The use of STR variation for dating Y-chromosome lineages or population splits, is a controversial issue, due to the effect that both mutation rates and STR choice has on the temporal scale of age estimates. Following the most recent studies our estimates are based on those STRs that show the highest duration of linearity  and by using locus-specific mutation rates (Ballantyne et al. 2010). This is one of the reasons that led us to exclude ‘evolutionary’ mutation rates (see Methods for details). In addition, we removed ‘outlier’ haplotypes (see Methods S1), since their presence could inflate significantly the ages of haplogroups and DAPC clusters. However, these results have to be taken with great caution, keeping in mind that ‘evolutionary’ rates (applied to the same data) would yield time estimates around three times greater. Nonetheless, we observe that two independent methods applied to our data – BATWING and SD-based estimates – yield consistent results. In fact, in contrast to mtDNA age estimates, almost all Y-chromosome estimates fall between late Neolithic and the Bronze Age.
Our results show that the Y-chromosomal genetic diversity of Italy is not clinal but structured in three geographical areas: North-Western Italy (NWI), South-Eastern Italy (SEI) and Sardinia (SAR). The outlier position of SAR described in previous studies , – is mainly due to the high frequency of I-M26 haplogroup, that in turn is almost completely absent in continental Italy. In addition, it is noteworthy the scanty haplotype affinities with other European I-M26 lineages as DAPC results seem to indicate (Figure S7, Table S6). However, the structure observed for paternal lineages in continental Italy and Sicily was not characterised by North-South gradients as previously described: our results show a NWI-SEI clustering (Figure 1a), suggesting a shared genetic background between Southern Italy and the Adriatic coast from one side, and between Northern Italy and Tuscany from the other side. Actually, the most accurate description of the discontinuity between NWI and SEI is that of a “belt”, that is a restricted portion of territory in which haplogroup frequencies tend to change more rapidly than in the rest of the Italian peninsula. This model was suggested by the presence of a few populations from North-Eastern and Central Italy (Treviso, Foligno/PG) that reveal an intermediate position between the two main groups.The figure on the left shows the first two principal components based on Y-haplogroup frequencies, with positive/negative values coded as black/white and size of the square indicating the PC value.
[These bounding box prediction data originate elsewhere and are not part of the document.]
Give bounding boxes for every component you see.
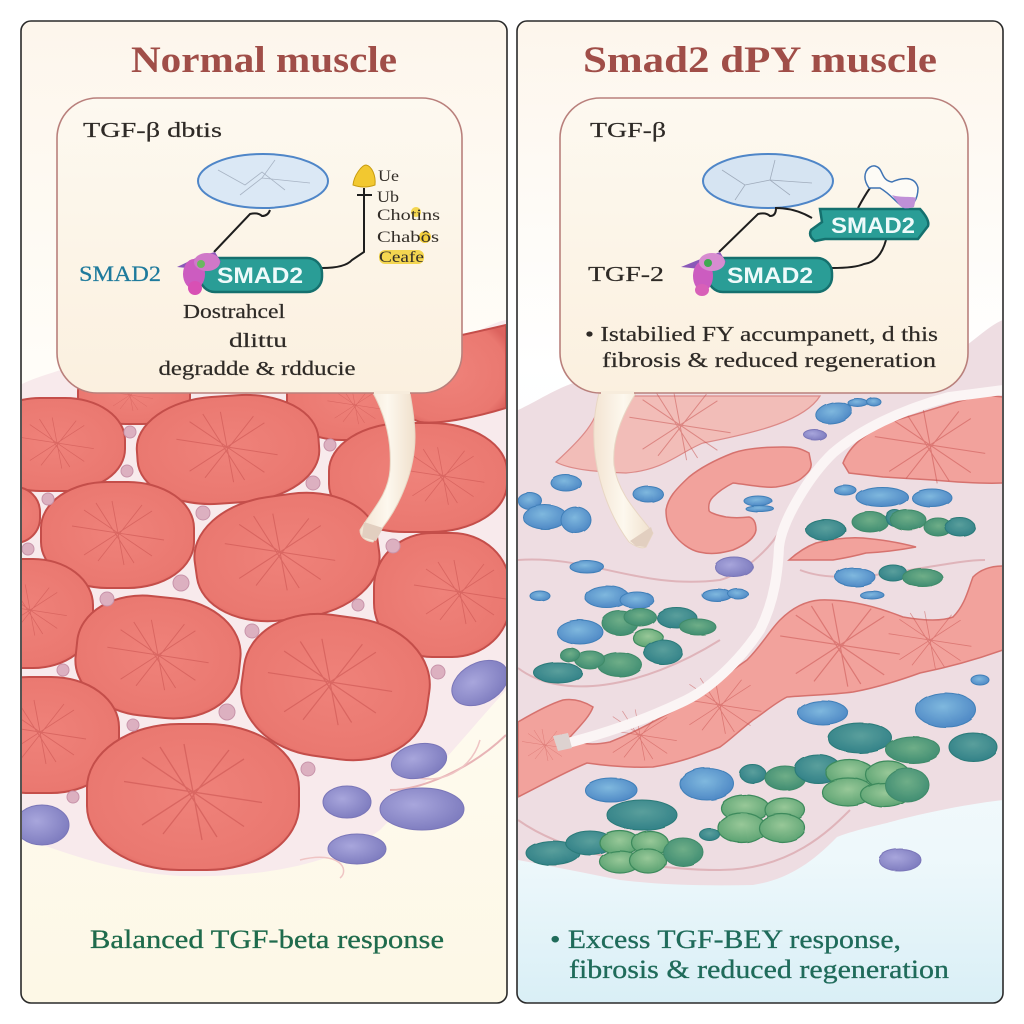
muscle fibers — [0, 325, 510, 870]
SMAD2 side label: SMAD2 — [79, 261, 161, 286]
ubiquitin labels: Ceafe — [379, 249, 424, 266]
SMAD2 pill upper — [810, 209, 928, 241]
tendon streak — [553, 390, 1003, 751]
icon: purple cup — [892, 195, 916, 208]
receptor oval — [198, 154, 328, 208]
SMAD2 pill lower — [708, 258, 832, 292]
muscle tissue cross-section — [0, 320, 516, 878]
ubiquitin labels: Ue — [378, 168, 399, 185]
receptor oval — [703, 154, 833, 208]
caption: Smad2 dPY result — [550, 925, 949, 984]
icon: purple receptor flower — [177, 252, 221, 295]
title: Normal muscle: Normal muscle — [131, 40, 397, 81]
caption: fibrosis & reduced regeneration — [602, 348, 937, 372]
caption: Smad2 dPY result: • Excess TGF-BEY response, — [550, 925, 901, 954]
blue and green cells: upper-right cluster — [804, 398, 975, 599]
pink fibers — [518, 390, 1003, 797]
caption: Smad2 dPY result: fibrosis & reduced regeneration — [569, 955, 949, 984]
ubiquitin labels — [377, 168, 440, 266]
callout: normal muscle signalling — [57, 98, 462, 542]
signalling connectors — [719, 188, 886, 268]
SMAD2 pill lower: SMAD2 — [727, 263, 813, 288]
TGF-2 side label: TGF-2 — [588, 262, 664, 286]
caption: • Istabilied FY accumpanett, d this — [585, 322, 938, 346]
purple cells — [15, 651, 516, 864]
caption: dlittu — [229, 330, 287, 352]
connective tissue nodes — [22, 426, 445, 803]
title: Smad2 dPY muscle: Smad2 dPY muscle — [583, 40, 937, 81]
icon: open loop on upper pill — [865, 166, 918, 208]
SMAD2 pill: SMAD2 — [217, 263, 303, 288]
signalling connectors — [214, 188, 372, 268]
ubiquitin labels: Ub — [377, 189, 399, 206]
SMAD2 pill — [200, 258, 322, 292]
label: TGF-beta: TGF-β dbtis — [83, 118, 222, 142]
ubiquitin labels: Chabôs — [377, 229, 439, 246]
label: TGF-beta: TGF-β — [590, 118, 666, 142]
fibrotic tissue — [518, 320, 1003, 885]
callout: Smad2 dPY signalling — [560, 98, 968, 548]
caption: degradde & rdducie — [158, 358, 356, 380]
icon: purple receptor flower — [681, 252, 726, 296]
blue and green cells: upper-left cluster — [518, 475, 774, 683]
caption — [585, 322, 938, 372]
icon: yellow ubiquitin — [353, 165, 375, 187]
caption: normal muscle result: Balanced TGF-beta response — [90, 925, 444, 954]
ubiquitin labels: Chotins — [377, 207, 440, 224]
panel: Smad2 dPY muscle — [517, 21, 1003, 1003]
caption: Dostrahcel — [183, 301, 286, 323]
blue and green cells: lower cluster — [526, 675, 997, 873]
panel: normal muscle — [0, 21, 516, 1003]
caption — [158, 301, 356, 380]
SMAD2 pill upper: SMAD2 — [831, 213, 915, 238]
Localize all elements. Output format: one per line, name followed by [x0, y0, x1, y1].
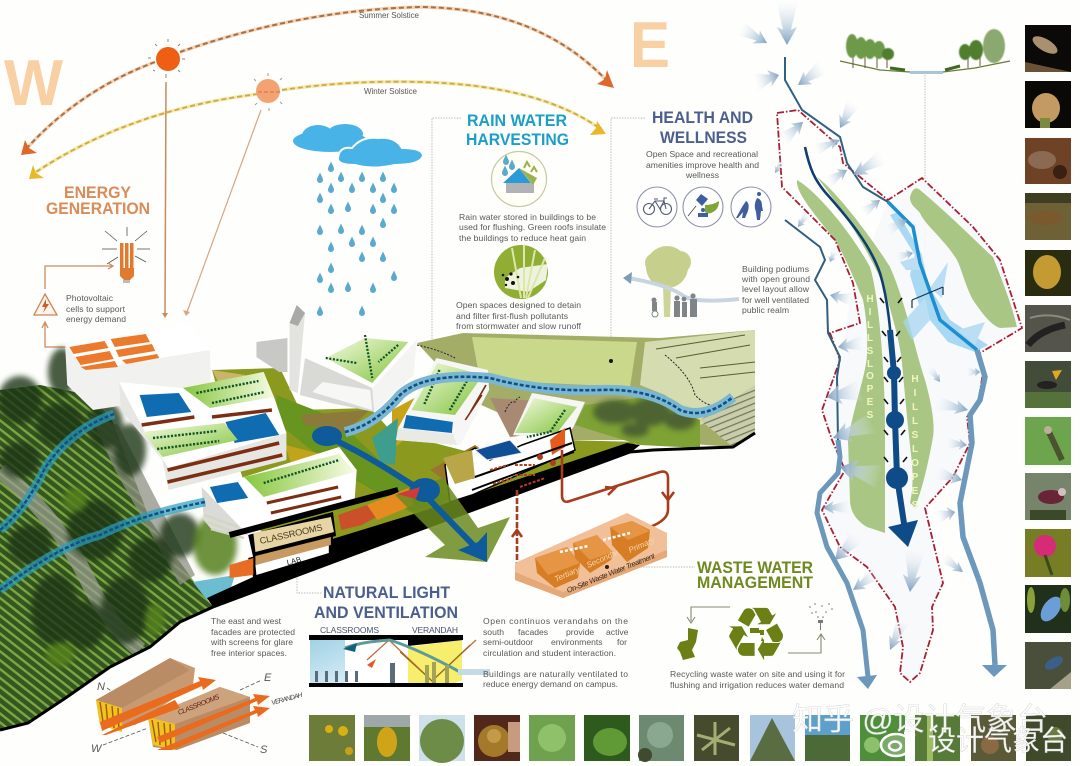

Age estimates for mtDNA haplogroups - even if past demographic events affecting error rates cannot be excluded - point almost unanimously to pre-Neolithic times, ranging approximately from ~13,000 (H1*) to ~31,600 (HV) YBP. Although such estimates might reflect the haplogroups pre-existent diversity previous to their establishment in Italy (which could be the case of HV, that includes two DAPC clusters with different geographical distributions and whose ages largely post-date that of the whole haplogroup; Table 2), this does not seem to hold for most of the mtDNA haplogroups analysed. Indeed, most of our mtDNA time estimates are consistent with the hypothesis of the existence of a Glacial Refugium in the Italian Peninsula and its probable role in subsequent post-glacial expansions.
Finally, here's the table of Y-haplogroup frequencies (below) in different regions (defined above):
PLoS ONE 8(5): e65441. doi:10.1371/journal.pone.0065441
Uniparental Markers in Italy Reveal a Sex-Biased Genetic Structure and Different Historical Strata
Alessio Boattini, Begoña Martinez-Cruz et al.
Located in the center of the Mediterranean landscape and with an extensive coastal line, the territory of what is today Italy has played an important role in the history of human settlements and movements of Southern Europe and the Mediterranean Basin. Populated since Paleolithic times, the complexity of human movements during the Neolithic, the Metal Ages and the most recent history of the two last millennia (involving the overlapping of different cultural and demic strata) has shaped the pattern of the modern Italian genetic structure. With the aim of disentangling this pattern and understanding which processes more importantly shaped the distribution of diversity, we have analyzed the uniparentally-inherited markers in ~900 individuals from an extensive sampling across the Italian peninsula, Sardinia and Sicily. Spatial PCAs and DAPCs revealed a sex-biased pattern indicating different demographic histories for males and females. Besides the genetic outlier position of Sardinians, a North West–South East Y-chromosome structure is found in continental Italy. Such structure is in agreement with recent archeological syntheses indicating two independent and parallel processes of Neolithisation. In addition, date estimates pinpoint the importance of the cultural and demographic events during the late Neolithic and Metal Ages. On the other hand, mitochondrial diversity is distributed more homogeneously in agreement with older population events that might be related to the presence of an Italian Refugium during the last glacial period in Europe.